The Sony hack seems to have prompted a reaction in Congress, where a number of extremely dangerous surveillance bills are moving under cover of "cyber security" legislation. Security experts say the bills would make networks less secure, not more. One of them would create a new exemption to the Freedom of Information Act, potentially enabling newly extensive government secrecy.
Of the five bills (CISA, PCNA, CISPA, CTSA, and NCPA), civil liberties group Access writes:
These bills create brand new privacy-invasive surveillance powers. Every single one of these proposals would reward companies that send user information to the government, including the NSA and FBI, without adequately protecting user privacy. Congress may vote on at least two of the bills as early as this week.
These bills allow companies to “share” just about any type of information [with the federal government], including personal information such as your computer’s IP address and email content. As technologists explain in a letter to leaders in Congress, much of this information is of little use to cybersecurity, and sharing it may even pose a threat to network security.
The bills would also increase the role of intelligence agencies in cybersecurity efforts, opening new avenues for government surveillance. In each case, the agency receiving the information is either encouraged or required to share it with other agencies. Most of the bills designate an office in the civilian Department of Homeland Security to act as the government portal. The PCNA further diminishes civilian leadership by placing leadership in an office of the head of U.S. intelligence. In addition, some of these bills allow agencies to use information ostensibly collected for cybersecurity to investigate a wide array of crimes, many of which are unrelated to ["national security."]
The hack against Sony would have been largely defeated if company executives and the people they communicate with had encrypted their emails. The misnamed "cyber security" bills that look dangerously close to arriving on President Obama's desk probably would not have stopped the Sony hack.
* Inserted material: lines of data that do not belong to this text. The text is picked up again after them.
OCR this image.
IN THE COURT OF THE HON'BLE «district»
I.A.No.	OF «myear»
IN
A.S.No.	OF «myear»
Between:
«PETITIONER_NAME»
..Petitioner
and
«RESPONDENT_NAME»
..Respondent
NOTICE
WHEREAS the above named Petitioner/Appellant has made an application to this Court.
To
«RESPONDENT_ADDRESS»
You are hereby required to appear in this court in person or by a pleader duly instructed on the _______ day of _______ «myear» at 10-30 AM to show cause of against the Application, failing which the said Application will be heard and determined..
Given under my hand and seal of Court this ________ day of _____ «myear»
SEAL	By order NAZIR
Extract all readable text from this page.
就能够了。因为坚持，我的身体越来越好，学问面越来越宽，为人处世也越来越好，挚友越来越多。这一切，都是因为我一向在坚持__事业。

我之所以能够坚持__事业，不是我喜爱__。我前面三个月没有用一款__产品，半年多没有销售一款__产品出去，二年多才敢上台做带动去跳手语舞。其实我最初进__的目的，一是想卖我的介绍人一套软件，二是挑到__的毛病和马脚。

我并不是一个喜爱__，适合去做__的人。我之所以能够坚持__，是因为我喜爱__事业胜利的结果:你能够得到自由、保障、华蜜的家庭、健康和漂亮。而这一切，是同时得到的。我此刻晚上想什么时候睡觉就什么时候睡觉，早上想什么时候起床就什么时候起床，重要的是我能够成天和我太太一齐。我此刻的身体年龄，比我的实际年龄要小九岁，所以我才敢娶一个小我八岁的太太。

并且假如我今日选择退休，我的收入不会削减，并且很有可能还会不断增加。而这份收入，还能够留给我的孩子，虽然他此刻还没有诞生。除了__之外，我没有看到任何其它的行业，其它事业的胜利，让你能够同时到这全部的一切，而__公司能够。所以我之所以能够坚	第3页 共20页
The worst of them will, if enacted, grant the government unprecedented, warrantless access to everything corporations know about us, and give companies immunity from lawsuits even if they open the floodgates. What proponents of these bills call "security" makes us much more insecure.
Two years after the Snowden revelations, congress looks close to authorizing extremely dangerous new spying powers that will further erode our Fourth Amendment rights—rights presently on life support. That's heading in exactly the wrong direction.